Wednesday, July 10, 2013
AMALGAM (Trevor Watts) – Mad (LP-1977)
Label: Syntohn – VR 20.020
Format: Vinyl, LP; Country: Netherlands - Released: 1977
Style: Free Jazz, Jazz-Rock
Recorded live in 1977 and released without a cover.
All compositions PRS / MCPS
Producer By – Trevor Taylor
New Cover Designe by ART&JAZZ Studio Salvarica
Artwork and Complete Design by VITKO - 2013
The original vinyl was realized without a cover, and I specifically for this occasion I made a suitable cover. I hope you like it.
Featuring Trevor Watts on saxes, Willem Kuhne on electric piano, Colin McKenzie on bass and Liam Genockey on drums. Recorded live in 1977. This is the fifth Amalgam album (Syntohn – VR 20.020) and each one has been a different and distinctive gem. Amalgam was saxist Trevor Watts' ever-evolving band both during and after he left the Spontaneous Music Ensemble. Amalgam had first an acoustic period with bassists Jeff Clyne or Barry Guy and guests like Keith Tippett. Their electric period featured the same rhythm team of Colin Mackenzie on electric bass and Liam Genockey on drums with different electric guitarists Dave Cole, Steve Layton and even Keith Rowe from AMM. 'Mad' seems to be the one Amalgam album with an electric piano, Willem Kuhne, replacing the electric guitar. When Trevor left SME, he moved more into the (cosmic) groove. Hence, the electric version of Amalgam always had a great groove in the center of whatever they did. Although you can tell that this vinyl from 1977, the sound is still just right. The rhythm team has a consistent, joyous, somewhat funky vibe which is both in-the-pocket and mutating at the same time. Trevor does a fabulous job of riding the groove and soloing with infectious glee on top. "Jive" is fast and furious tune that approaches that over-the-top fusion intensity level. With the rhythm team slamming hard, Trevor spins cascading lines of notes as if he is running a race or being pursued some monster about to swallow him whole. Mr. Kuhne also takes a smokin' solo, giving Trevor a run for his money, as does bassist Colin Mackenzie. . The second side of the album, consists of the two-part "Berlin Wall" and "Mad". On "Berlin Wall," Trevor almost sounds like a horse as he solos (whinnies) on top of another slower yet still celebratory groove. Drummer, Liam Genockey, was also a member of Trevor's next band, the Moire Music Society which included African musicians as well.
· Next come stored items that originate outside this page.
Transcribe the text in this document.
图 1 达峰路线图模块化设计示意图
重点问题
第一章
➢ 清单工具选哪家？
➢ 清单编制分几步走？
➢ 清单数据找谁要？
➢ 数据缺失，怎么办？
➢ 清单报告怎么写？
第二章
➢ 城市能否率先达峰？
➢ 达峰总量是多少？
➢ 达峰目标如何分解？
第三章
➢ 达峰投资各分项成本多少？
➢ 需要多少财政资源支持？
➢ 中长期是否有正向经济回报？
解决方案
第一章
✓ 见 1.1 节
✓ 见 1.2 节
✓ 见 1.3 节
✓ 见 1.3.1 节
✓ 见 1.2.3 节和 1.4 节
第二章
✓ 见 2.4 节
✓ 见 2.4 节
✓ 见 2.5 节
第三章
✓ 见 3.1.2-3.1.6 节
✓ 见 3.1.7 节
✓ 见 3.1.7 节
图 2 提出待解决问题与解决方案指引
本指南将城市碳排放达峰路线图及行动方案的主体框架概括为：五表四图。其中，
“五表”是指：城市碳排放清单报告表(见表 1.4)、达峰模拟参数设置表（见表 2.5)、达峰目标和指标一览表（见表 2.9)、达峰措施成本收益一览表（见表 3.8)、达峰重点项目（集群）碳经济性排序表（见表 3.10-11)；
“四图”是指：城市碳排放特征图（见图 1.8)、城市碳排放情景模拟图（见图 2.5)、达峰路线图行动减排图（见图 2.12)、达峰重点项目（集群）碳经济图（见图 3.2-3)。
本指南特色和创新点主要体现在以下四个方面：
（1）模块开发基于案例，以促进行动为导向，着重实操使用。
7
Listening to this creative groove wonder, I can hear the connection between Amalgam and MMS. I dig the way the sax and piano are always interconnected, soloing and working their way around one another seamlessly. Amalgam is/are a powerful quartet that must've really been a joy to witness live, too bad we can't just jump into a time machine and check them out live. In the meantime, this vinyl will have to do.